Thursday, March 5, 2009

The Truth About Heaven

Studies show that--even in our increasingly non-religious society--a vast majority of people believe in life after death. But there are an endless variety of opinions about what that life will be like. Our images of Heaven are influenced by classical literature (Dante's Inferno, for instance), popular culture (movies like Ghost, Heaven Can Wait, What Dreams May Come, and bestselling books like The Five People You Meet In Heaven), world religions, and even some kooky ideas that Christians tend to believe. But what does the Bible say about Heaven? This Sunday, we'll begin a series of sermons called "The Truth About Heaven."

I have two goals for this series: First, that we followers of Christ would get an idea of what our future home is like. That vision is what the Bible calls hope, and when hope becomes vivid in our hearts and minds, the world and Devil have no weapons to defeat us. That hope transforms us and motivates us to live eternally significant lives. Hope is a foolproof solution to spiritual mediocrity.

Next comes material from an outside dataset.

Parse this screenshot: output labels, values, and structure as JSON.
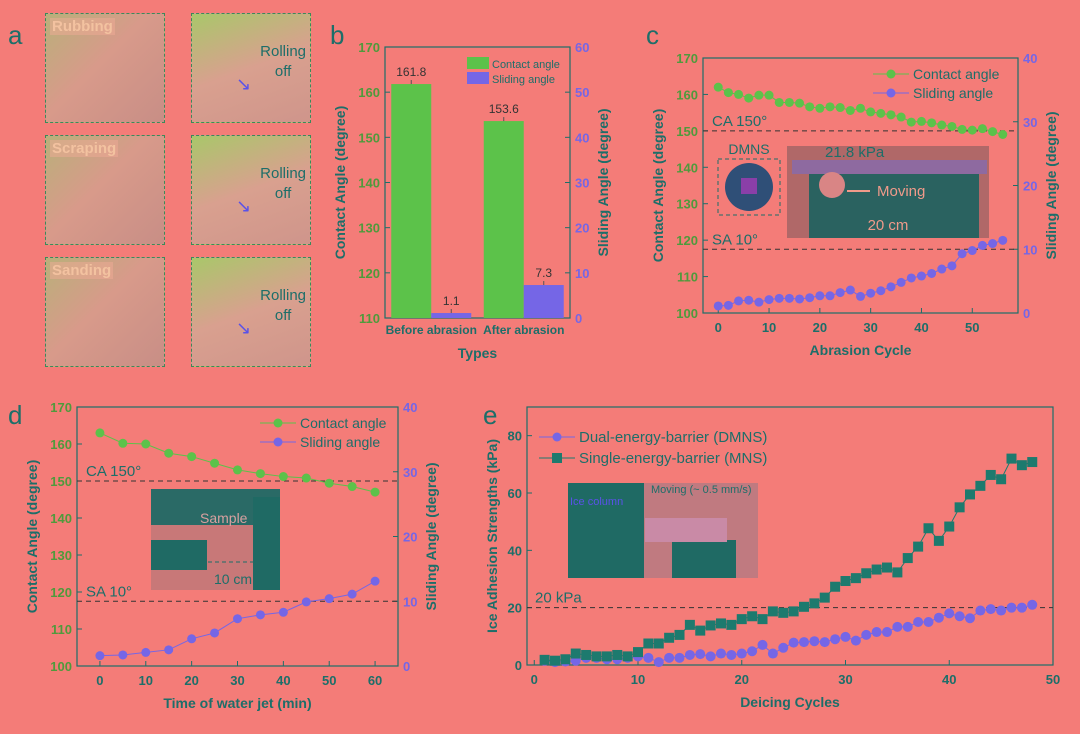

Second, I hope that these messages will help persuade people to give their lives to Christ. I want to challenge each of our members to invite someone to church during this series. Here's a link to the page on our website that gives the sermon titles and dates: The Truth About Heaven You can send that link to a friend through email, or print it out and hand them a copy. We'll have some paper copies this Sunday for you to use in inviting friends as well. Please pray with me that this series will accomplish those goals.

Do you want to do some personal study on the topic of Heaven? I can recommend two books that have been enormously helpful to me in preparing for this series. Heaven, by Randy Alcorn, is a look at biblical teaching on eternal life. Alcorn is such an engaging writer, and his topic is so fascinating, the book is hard to put down once you start. Then there's Surprised By Hope, by the English scholar N. T. Wright. Whereas Alcorn is mainly concerned with giving his readers a guided tour of Heaven, Wright is more concerned about the question: "Based on what we know about Heaven, how should we live right now?" Wright is a great writer, as well, and when you read his books, the voice inside your head has a British accent. At least, it does for me.

For now, you may enjoy reading this brief article on Heaven by one of my favorite authors and preachers Joe McKeever: Get Ready, Heaven!

I can't wait to start this series. I hope to see you there.